Composable Disaggregated Infrastructure (CDI) emerged as a category of Data Center and Edge infrastructure a few years ago.  Western Digital’s first product to be introduced into the CDI space is OpenFlex™ F3000, with which systems can be composed dynamically by carving out resources from disaggregated hardware pools, and then connecting those resources with a fabric.  Our fabric of choice for CDI is Ethernet, which is arguably the most ubiquitous and cost-effective networking technology of today’s Data Centers.  That is one of the main reasons why our NVMe-oF™ products are Ethernet based.

The current generation of our NVMe-oF products supports NVMe™/RoCE, and NVMe/TCP will soon be supported as well.

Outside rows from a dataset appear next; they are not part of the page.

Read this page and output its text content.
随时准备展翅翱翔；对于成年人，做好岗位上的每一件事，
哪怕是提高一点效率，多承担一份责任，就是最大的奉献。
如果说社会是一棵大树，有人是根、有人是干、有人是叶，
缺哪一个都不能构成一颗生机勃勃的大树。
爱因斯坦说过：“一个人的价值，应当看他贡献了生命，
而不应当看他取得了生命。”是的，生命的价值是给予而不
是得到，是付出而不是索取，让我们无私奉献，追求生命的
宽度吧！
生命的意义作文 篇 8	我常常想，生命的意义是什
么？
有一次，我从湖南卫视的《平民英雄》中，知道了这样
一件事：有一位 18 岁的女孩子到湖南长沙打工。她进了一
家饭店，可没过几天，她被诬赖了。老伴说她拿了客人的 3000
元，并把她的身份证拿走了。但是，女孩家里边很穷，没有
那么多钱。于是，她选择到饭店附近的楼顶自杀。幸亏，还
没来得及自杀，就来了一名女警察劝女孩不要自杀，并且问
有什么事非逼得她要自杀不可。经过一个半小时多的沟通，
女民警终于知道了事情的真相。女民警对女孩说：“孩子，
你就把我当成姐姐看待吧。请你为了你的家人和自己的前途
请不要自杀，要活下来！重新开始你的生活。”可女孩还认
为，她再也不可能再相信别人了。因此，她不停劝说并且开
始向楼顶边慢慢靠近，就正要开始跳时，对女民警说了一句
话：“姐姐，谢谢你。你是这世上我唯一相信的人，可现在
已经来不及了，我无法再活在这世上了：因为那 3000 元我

Open standard technologies rely heavily on well thought-out specifications that are built for interoperability.  However, no specification is perfect! The more layers involved in the specification, the more room the specification has for ambiguity, corner cases, and intricate patterns of dependency.  NVMe-oF and CDI are no exception to that.

The Open Composable Compatability Lab (OCCL) was founded as a vendor-neutral lab to promote interoperability across fabric attached devices in an Open Composable ecosystem.  OCCL defines a set of compatibility test suites that are developed to help customers confidently select products that work well together.  OCCL is intended to provide an open environment to debug interoperability issues.

As the industry continues the journey of building fabric attached products, OCCL will work with standardization bodies to ensure standards are streamlined, comprehensive, and interoperable, using the learnings from open composable standards and products. 

OCCL is currently based in Western Digital’s Colorado Springs facility.